Daniël Outelet

Personal information
- Nationality: Belgian
- Citizenship: Belgium
- Born: 11 March 1936 Belgium
- Died: January 13, 1970 (aged 33) Brussels, Belgium
- Occupations: Former international judo champion & judo instructor
- Years active: 1954–1970
- Weight: 80 kg (176 lb)

Sport
- Country: Belgium
- Sport: Judo
- Rank: Ligue Belge de Judo (LBJ) 5th dan
- Club: Poseidon Ryu
- Team: Belgium
- Coached by: Abe Ichirō

Medal record
Men's Judo
Representing Belgium
European Championships
| Gold medal – first place | 1954 Brussels | 1st dan |
| Gold medal – first place | 1955 Paris | 2nd dan |
| Gold medal – first place | 1957 Rome | 3rd dan |
| Bronze medal – third place | 1957 Rome | Team |
| Bronze medal – third place | 1958 Barcelona | 3^{re} dan |
| Bronze medal – third place | 1959 Vienna | 4th dan |
| Gold medal – first place | 1960 Amsterdam | 4th dan |
| Bronze medal – third place | 1960 Amsterdam | Team |
| Bronze medal – third place | 1961 Milan | 4th dan |

= Daniel Outelet =

Belgian judoka

Daniël Outelet (11 March 1936 – 1970 ??) was Belgium's first great international judo champion. He is the only male Belgian judoka to have won 4 individual European judo titles (1954, 1955, 1957, 1960). With 9 European medals, over an 8-year period, the only other Belgian male judoka to have achieved even more European medals, was Robert Van De Walle a quarter century later. Outelet's premature death at age 34 deprived Belgium of one of a promising teacher and of one of the country's best judo technicians ever.

== Career ==
Daniël Outelet (together with the late Marcel Clause) is considered as Abe Ichirō's best and most successful judo student. In 1954, in Brussels, he became the first Belgian to win a European judo title in the 1st dan category, after having defeated the Frenchman Briskine. He repeated his success one year later in the 2nd dan category during the 1955 European Championships held in Paris by defeating Douglas Young from Great-Britain.

No European championships were held in 1956, but the next year, in 1957, he won his third title during the Rotterdam European Championships defeating the German Walter Reiter in the 3rd dan category, while also winning a bronze medal in the team championships. He won further bronze medals in the 1958 (Barcelona) and 1959 (Vienna) European championships. In 1960 he won his last European title in Amsterdam defeating the local champion, Dutchman Tony Wagenaar in the 4th dan category, while winning another bronze medal in the team championships. In 1961 he won his last bronze medal (bronze) during the European championships held that year in Milan.

Outelet, however, was unable to obtain the same success during the world championships which were held without weight classes in those days and which favored heavier judoka.

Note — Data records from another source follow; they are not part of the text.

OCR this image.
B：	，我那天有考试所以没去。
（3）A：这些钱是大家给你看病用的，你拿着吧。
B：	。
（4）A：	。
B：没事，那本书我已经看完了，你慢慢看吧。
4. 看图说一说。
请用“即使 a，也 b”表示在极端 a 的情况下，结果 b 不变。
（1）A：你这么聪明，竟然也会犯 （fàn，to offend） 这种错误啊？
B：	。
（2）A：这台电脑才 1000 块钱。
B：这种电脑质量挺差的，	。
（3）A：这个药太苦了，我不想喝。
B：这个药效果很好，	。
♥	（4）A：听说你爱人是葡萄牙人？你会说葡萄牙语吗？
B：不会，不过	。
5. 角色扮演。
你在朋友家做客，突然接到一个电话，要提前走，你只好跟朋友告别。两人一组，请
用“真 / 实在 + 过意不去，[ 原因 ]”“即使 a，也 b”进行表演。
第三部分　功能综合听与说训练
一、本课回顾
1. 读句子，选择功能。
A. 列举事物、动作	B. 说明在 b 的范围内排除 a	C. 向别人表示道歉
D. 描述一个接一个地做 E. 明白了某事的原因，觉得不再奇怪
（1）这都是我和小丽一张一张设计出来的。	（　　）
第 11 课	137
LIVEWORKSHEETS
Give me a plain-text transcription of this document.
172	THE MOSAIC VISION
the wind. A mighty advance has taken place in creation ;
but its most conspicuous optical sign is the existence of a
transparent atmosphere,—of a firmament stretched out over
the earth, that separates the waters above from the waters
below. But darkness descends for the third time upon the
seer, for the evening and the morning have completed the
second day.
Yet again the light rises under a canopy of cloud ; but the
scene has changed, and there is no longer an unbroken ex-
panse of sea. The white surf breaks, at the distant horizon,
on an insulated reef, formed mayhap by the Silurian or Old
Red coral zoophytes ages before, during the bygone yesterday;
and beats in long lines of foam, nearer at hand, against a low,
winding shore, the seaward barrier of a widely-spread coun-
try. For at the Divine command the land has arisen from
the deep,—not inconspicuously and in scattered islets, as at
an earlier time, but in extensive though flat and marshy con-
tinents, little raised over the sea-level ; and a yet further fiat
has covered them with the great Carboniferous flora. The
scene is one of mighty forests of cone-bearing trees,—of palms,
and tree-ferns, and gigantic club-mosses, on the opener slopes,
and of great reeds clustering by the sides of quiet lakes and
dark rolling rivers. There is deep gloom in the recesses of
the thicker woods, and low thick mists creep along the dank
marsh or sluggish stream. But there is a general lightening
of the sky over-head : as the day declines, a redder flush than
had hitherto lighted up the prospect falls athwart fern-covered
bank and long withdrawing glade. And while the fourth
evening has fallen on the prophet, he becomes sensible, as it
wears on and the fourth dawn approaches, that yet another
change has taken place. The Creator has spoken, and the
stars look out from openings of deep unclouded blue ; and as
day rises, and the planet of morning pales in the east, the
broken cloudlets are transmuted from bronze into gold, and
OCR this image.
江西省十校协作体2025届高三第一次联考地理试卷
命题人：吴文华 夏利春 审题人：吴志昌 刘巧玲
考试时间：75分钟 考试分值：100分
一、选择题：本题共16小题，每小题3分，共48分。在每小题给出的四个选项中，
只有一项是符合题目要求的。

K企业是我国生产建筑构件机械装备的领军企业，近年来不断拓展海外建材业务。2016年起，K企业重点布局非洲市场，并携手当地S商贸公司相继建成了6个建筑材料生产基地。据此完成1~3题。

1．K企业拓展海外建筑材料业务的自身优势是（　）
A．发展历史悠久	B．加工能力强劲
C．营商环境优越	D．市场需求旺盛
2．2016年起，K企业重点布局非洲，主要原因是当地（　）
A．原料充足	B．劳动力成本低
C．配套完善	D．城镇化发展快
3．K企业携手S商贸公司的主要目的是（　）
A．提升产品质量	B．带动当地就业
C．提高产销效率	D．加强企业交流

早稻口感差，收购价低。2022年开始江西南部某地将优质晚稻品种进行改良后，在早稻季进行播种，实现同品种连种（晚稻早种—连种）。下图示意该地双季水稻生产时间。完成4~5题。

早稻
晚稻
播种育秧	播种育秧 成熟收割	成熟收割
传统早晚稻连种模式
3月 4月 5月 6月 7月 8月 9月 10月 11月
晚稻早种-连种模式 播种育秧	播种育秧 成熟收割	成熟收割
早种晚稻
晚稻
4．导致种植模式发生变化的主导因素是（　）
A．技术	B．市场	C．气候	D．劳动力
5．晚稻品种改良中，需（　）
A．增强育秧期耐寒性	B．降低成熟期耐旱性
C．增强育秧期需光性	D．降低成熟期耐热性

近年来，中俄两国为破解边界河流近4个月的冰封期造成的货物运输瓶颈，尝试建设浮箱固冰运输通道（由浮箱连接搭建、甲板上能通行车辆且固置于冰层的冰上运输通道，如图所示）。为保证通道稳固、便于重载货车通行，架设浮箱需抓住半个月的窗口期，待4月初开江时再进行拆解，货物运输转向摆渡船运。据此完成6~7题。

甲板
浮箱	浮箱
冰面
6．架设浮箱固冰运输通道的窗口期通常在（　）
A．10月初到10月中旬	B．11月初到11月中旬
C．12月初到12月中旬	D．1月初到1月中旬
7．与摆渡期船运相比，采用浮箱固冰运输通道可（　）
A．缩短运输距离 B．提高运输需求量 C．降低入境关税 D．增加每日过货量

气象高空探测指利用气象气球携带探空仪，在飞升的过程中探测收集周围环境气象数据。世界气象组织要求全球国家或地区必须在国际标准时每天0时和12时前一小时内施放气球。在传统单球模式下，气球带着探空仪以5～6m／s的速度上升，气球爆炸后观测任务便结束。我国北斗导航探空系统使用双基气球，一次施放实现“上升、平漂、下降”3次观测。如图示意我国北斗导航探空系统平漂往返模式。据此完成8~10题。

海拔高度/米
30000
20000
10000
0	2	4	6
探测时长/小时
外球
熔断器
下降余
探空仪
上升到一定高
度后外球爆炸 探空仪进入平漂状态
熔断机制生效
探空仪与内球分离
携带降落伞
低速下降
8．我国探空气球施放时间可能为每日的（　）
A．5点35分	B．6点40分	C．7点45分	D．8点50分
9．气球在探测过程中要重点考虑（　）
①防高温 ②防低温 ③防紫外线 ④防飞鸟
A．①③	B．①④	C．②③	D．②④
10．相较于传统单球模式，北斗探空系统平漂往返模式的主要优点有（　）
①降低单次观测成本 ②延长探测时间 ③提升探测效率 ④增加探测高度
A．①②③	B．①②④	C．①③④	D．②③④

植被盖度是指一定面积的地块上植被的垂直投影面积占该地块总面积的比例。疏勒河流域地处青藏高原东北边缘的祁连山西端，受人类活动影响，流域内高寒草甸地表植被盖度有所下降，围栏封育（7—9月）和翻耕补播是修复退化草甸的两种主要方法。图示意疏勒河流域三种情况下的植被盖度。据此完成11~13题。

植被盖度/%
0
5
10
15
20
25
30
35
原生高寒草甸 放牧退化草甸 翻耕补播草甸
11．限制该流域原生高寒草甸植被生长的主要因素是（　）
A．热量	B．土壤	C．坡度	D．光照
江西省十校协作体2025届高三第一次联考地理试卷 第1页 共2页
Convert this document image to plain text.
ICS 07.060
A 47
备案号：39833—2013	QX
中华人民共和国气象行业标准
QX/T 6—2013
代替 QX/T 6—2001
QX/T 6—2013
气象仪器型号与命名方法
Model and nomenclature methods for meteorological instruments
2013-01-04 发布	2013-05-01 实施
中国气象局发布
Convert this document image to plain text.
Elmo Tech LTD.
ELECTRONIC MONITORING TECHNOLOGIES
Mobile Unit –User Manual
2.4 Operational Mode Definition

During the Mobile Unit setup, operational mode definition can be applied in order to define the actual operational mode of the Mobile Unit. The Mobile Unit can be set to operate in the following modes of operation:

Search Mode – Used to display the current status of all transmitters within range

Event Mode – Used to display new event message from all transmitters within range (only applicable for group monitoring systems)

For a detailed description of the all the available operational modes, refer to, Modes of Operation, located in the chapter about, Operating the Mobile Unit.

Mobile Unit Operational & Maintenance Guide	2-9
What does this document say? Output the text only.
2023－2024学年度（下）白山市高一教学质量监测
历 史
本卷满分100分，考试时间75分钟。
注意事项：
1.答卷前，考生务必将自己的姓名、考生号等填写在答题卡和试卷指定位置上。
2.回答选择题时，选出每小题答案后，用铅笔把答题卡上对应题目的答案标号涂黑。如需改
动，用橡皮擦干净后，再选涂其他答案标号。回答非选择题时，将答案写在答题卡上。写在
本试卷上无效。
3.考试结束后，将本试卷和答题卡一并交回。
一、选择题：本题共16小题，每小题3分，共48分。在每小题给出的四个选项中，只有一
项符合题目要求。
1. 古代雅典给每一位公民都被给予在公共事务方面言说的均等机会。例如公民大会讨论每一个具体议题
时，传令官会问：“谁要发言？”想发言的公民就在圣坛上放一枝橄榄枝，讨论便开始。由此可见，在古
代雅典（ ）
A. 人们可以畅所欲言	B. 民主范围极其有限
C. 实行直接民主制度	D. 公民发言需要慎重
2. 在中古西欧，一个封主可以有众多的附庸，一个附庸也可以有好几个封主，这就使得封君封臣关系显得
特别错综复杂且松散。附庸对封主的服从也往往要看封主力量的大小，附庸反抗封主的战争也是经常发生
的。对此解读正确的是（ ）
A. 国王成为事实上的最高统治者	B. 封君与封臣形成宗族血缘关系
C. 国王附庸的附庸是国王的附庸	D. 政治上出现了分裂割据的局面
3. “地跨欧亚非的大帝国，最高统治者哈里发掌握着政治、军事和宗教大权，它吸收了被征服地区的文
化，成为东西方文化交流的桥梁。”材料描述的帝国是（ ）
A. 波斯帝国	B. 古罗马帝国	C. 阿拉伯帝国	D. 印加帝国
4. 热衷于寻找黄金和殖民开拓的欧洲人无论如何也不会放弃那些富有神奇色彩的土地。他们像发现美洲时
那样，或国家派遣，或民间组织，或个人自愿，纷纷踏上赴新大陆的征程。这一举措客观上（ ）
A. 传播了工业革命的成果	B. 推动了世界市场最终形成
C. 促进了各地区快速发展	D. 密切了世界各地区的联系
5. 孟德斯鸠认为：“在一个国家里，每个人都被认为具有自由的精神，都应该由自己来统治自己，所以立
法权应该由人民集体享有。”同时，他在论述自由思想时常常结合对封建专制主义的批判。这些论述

Outelet was the first Belgian judoka to be promoted to the rank of 5th dan. After his competitive career he became the first judo instructor of the newly founded Poseidon-Ryu judo club in Woluwe-Saint-Lambert, a Brussels-Capital Region municipality.

Affected by depression, he committed suicide by hanging in 1970 at the age of 34 after a struggle with what is believed to have been personal problems of a financial nature.

Outelet remains the only male Belgian judoka to have won 4 European titles. He also was a 7-fold national Belgian judo champion. The only other Belgian male judoka to have achieved even more was Robert Van De Walle a quarter century later, with 17 European medals over a 12-year period, an Olympic gold and bronze medal, and 7 World Championship medals (2 silver and 5 bronze).